August 14 - Learning consistent subcellular landmarks to quantify changes in multiplexed protein maps

Speaker: Dr Scott Berry (UNSW)

Abstract: Highly multiplexed imaging holds enormous promise for understanding how spatial context shapes the activity of the genome and its products at multiple length scales. We have recently developed a deep-learning framework called CAMPA (Conditional Autoencoder for Multiplexed Pixel Analysis) to learn representations of molecular pixel-profiles that are consistent across heterogeneous cell populations and experimental perturbations. CAMPA identifies consistent subcellular landmarks, which can be quantitatively compared in terms of their sizes, shapes, molecular compositions, and relative spatial organisation. Using high-resolution multiplexed immunofluorescence, this reveals how subcellular organisation changes upon perturbation of RNA production, RNA processing, or cell size, and uncovers links between the molecular composition of membraneless organelles and cell-to-cell variability in bulk RNA synthesis rates. By capturing interpretable cellular phenotypes, we anticipate that CAMPA will accelerate the systematic mapping of multiscale atlases of biological organisation to identify the rules by which context shapes physiology and disease.

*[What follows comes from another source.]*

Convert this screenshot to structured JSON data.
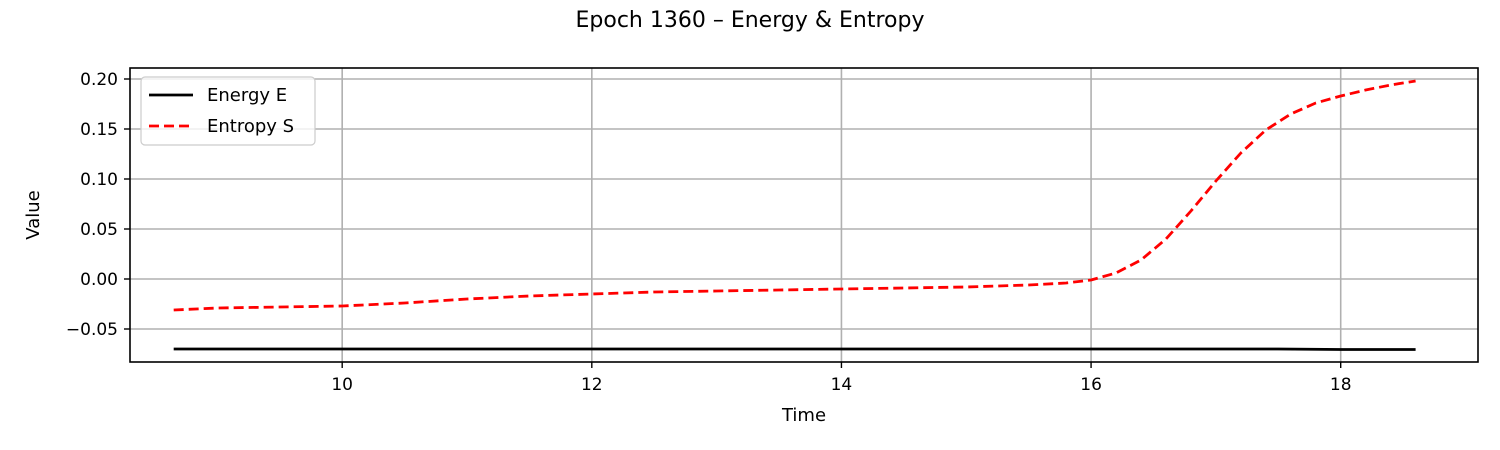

About the speaker: Scott has a background in Theoretical Physics and Molecular Biology. He studied a PhD at the John Innes Centre in Norwich, UK, on mechanisms of epigenetic memory in plants, before moving to the University of Zurich in Switzerland as an HFSP and EMBO postdoctoral fellow. In Zurich, Scott worked on mechanisms of mRNA concentration homeostasis in mammalian cells and experimental and computational approaches for acquiring and analysing highly multiplexed image data. In 2021, Scott started his group at Single Molecule Science, the EMBL Australia node at the University of New South Wales in Sydney. His group works on quantitative regulation of gene expression at the single-cell level, primarily employing microscopy and systems biology approaches – including mathematical modelling.